SFTP access to hosting

Hi there —

One of our client migrated from Wordpress to Webflow.
We need to create HTML pages (out of Webflow), then upload them (through SFTP or SSH) to manually created web subdirectories.

From what I’m reading here, there is no SFPT or SSH access to websites hosted with Webflow, can you guys confirm this?
I’m reading that Webflow uses AWS, would SFTP be accessible through AWS?

Thanks a lot.

— AB

Hello AB,

The Webflow does not support the SFTP or SSH. You can have to create pages in Webflow builder and use the URL structure available there. I know it is not ideal and hopefully, they are doing something about it so in the future will become available. For SFTP or SSH, I don’t think that will ever be an option.

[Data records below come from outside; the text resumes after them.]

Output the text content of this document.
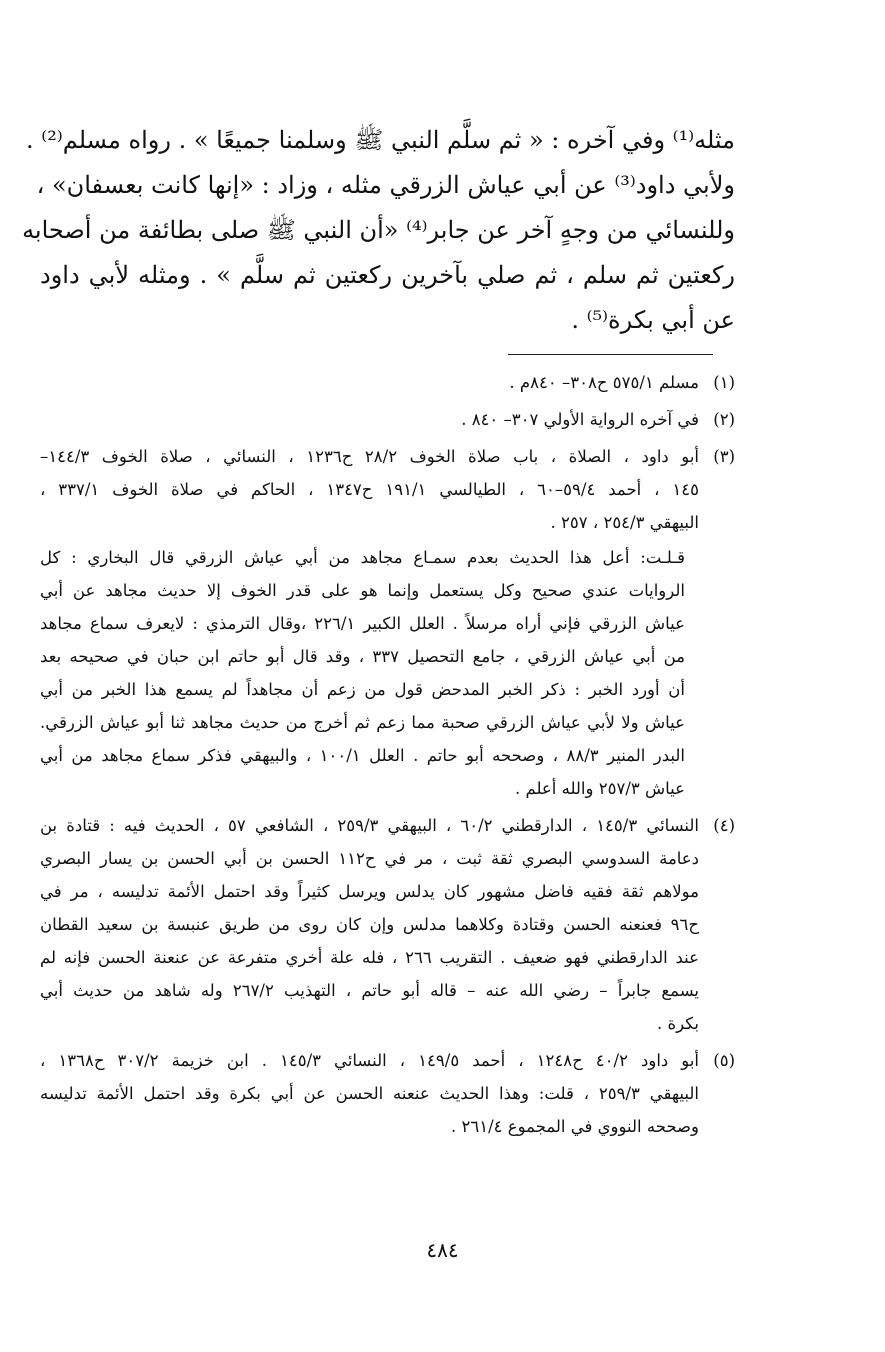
مثله⁽¹⁾ وفي آخره : « ثم سلَّم النبي ﷺ وسلمنا جميعًا » . رواه مسلم⁽²⁾ .
ولأبي داود⁽³⁾ عن أبي عياش الزرقي مثله ، وزاد : «إنها كانت بعسفان» ،
وللنسائي من وجهٍ آخر عن جابر⁽⁴⁾ «أن النبي ﷺ صلى بطائفة من أصحابه
ركعتين ثم سلم ، ثم صلي بآخرين ركعتين ثم سلَّم » . ومثله لأبي داود
عن أبي بكرة⁽⁵⁾ .
(١)
مسلم ٥٧٥/١ ح٣٠٨– ٨٤٠م .
(٢)
في آخره الرواية الأولي ٣٠٧– ٨٤٠ .
(٣)
أبو داود ، الصلاة ، باب صلاة الخوف ٢٨/٢ ح١٢٣٦ ، النسائي ، صلاة الخوف ١٤٤/٣–
١٤٥ ، أحمد ٥٩/٤–٦٠ ، الطيالسي ١٩١/١ ح١٣٤٧ ، الحاكم في صلاة الخوف ٣٣٧/١ ،
البيهقي ٢٥٤/٣ ، ٢٥٧ .
قـلـت: أعل هذا الحديث بعدم سمـاع مجاهد من أبي عياش الزرقي قال البخاري : كل
الروايات عندي صحيح وكل يستعمل وإنما هو على قدر الخوف إلا حديث مجاهد عن أبي
عياش الزرقي فإني أراه مرسلاً . العلل الكبير ٢٢٦/١ ،وقال الترمذي : لايعرف سماع مجاهد
من أبي عياش الزرقي ، جامع التحصيل ٣٣٧ ، وقد قال أبو حاتم ابن حبان في صحيحه بعد
أن أورد الخبر : ذكر الخبر المدحض قول من زعم أن مجاهداً لم يسمع هذا الخبر من أبي
عياش ولا لأبي عياش الزرقي صحبة مما زعم ثم أخرج من حديث مجاهد ثنا أبو عياش الزرقي.
البدر المنير ٨٨/٣ ، وصححه أبو حاتم . العلل ١٠٠/١ ، والبيهقي فذكر سماع مجاهد من أبي
عياش ٢٥٧/٣ والله أعلم .
(٤)
النسائي ١٤٥/٣ ، الدارقطني ٦٠/٢ ، البيهقي ٢٥٩/٣ ، الشافعي ٥٧ ، الحديث فيه : قتادة بن
دعامة السدوسي البصري ثقة ثبت ، مر في ح١١٢ الحسن بن أبي الحسن بن يسار البصري
مولاهم ثقة فقيه فاضل مشهور كان يدلس ويرسل كثيراً وقد احتمل الأئمة تدليسه ، مر في
ح٩٦ فعنعنه الحسن وقتادة وكلاهما مدلس وإن كان روى من طريق عنبسة بن سعيد القطان
عند الدارقطني فهو ضعيف . التقريب ٢٦٦ ، فله علة أخري متفرعة عن عنعنة الحسن فإنه لم
يسمع جابراً – رضي الله عنه – قاله أبو حاتم ، التهذيب ٢٦٧/٢ وله شاهد من حديث أبي
بكرة .
(٥)
أبو داود ٤٠/٢ ح١٢٤٨ ، أحمد ١٤٩/٥ ، النسائي ١٤٥/٣ . ابن خزيمة ٣٠٧/٢ ح١٣٦٨ ،
البيهقي ٢٥٩/٣ ، قلت: وهذا الحديث عنعنه الحسن عن أبي بكرة وقد احتمل الأئمة تدليسه
وصححه النووي في المجموع ٢٦١/٤ .
٤٨٤
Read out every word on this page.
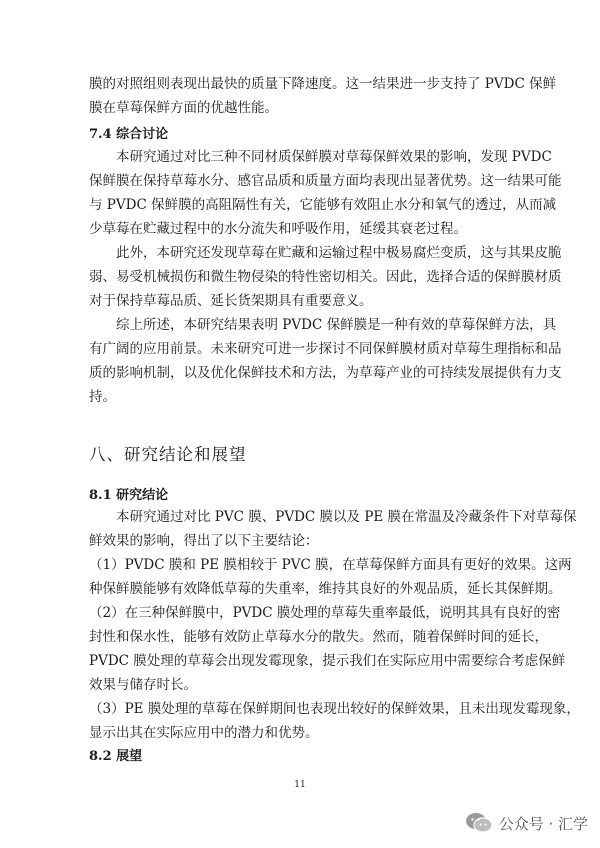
膜的对照组则表现出最快的质量下降速度。这一结果进一步支持了 PVDC 保鲜
膜在草莓保鲜方面的优越性能。

7.4 综合讨论

本研究通过对比三种不同材质保鲜膜对草莓保鲜效果的影响，发现 PVDC
保鲜膜在保持草莓水分、感官品质和质量方面均表现出显著优势。这一结果可能
与 PVDC 保鲜膜的高阻隔性有关，它能够有效阻止水分和氧气的透过，从而减
少草莓在贮藏过程中的水分流失和呼吸作用，延缓其衰老过程。

此外，本研究还发现草莓在贮藏和运输过程中极易腐烂变质，这与其果皮脆
弱、易受机械损伤和微生物侵染的特性密切相关。因此，选择合适的保鲜膜材质
对于保持草莓品质、延长货架期具有重要意义。

综上所述，本研究结果表明 PVDC 保鲜膜是一种有效的草莓保鲜方法，具
有广阔的应用前景。未来研究可进一步探讨不同保鲜膜材质对草莓生理指标和品
质的影响机制，以及优化保鲜技术和方法，为草莓产业的可持续发展提供有力支
持。

八、研究结论和展望

8.1 研究结论

本研究通过对比 PVC 膜、PVDC 膜以及 PE 膜在常温及冷藏条件下对草莓保
鲜效果的影响，得出了以下主要结论：

（1）PVDC 膜和 PE 膜相较于 PVC 膜，在草莓保鲜方面具有更好的效果。这两
种保鲜膜能够有效降低草莓的失重率，维持其良好的外观品质，延长其保鲜期。

（2）在三种保鲜膜中，PVDC 膜处理的草莓失重率最低，说明其具有良好的密
封性和保水性，能够有效防止草莓水分的散失。然而，随着保鲜时间的延长，
PVDC 膜处理的草莓会出现发霉现象，提示我们在实际应用中需要综合考虑保鲜
效果与储存时长。

（3）PE 膜处理的草莓在保鲜期间也表现出较好的保鲜效果，且未出现发霉现象，
显示出其在实际应用中的潜力和优势。

8.2 展望

11
公众号 · 汇学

Thanks a lot for getting back Pkarpisek.

Is it still possible to publish a full HTML page, like built elsewhere?
TIA.

— AB

There may be a way using the embed code, but I think will just generate a mess. So this is not a good idea. Try to write more about what is the website, how is the structure, and why you want to migrate to Webflow. May be a more “sexy” solution than importing HTML.

The already have migrated to Webflow, so that’s a given.
I need to design a full page in Codepen (including doc type, head section etc.), then have someone publish it as is in Webflow, without Webflow adding any code to it.

Is there a way?

Thanks.

— AB

A work-around would be to have hosting elsewhere. You could set a different subdomain for that hosting, say pages.example.com (where you’d name the subdomain ‘pages’). So the webflow cms part of the site is www.example.com, and these pages would just have the different subdomain.
I do that, my personal domain points to one place with www. , another with portfolio. , and so on.
There may even be some way to deliver both things through the www. subdomain, but that’s above my paygrade.
And since Webflow exports code, it’s easy to take bits from the code of the site proper to enhance your non-webflow pages - if you can use pure HTML, CSS and JS. It’s trickier with something like wordpress, where a lot of the writing happens in PHP. Dunno what codepen is like.
The webflow code export is a button at the top of the designer, next to the publish button. Can’t miss it.

Thanks a lot for your input, Sveinbjörn.

Feels a bit strange (to have to resort to such contorsion just to host a web page; no php btw), but ok.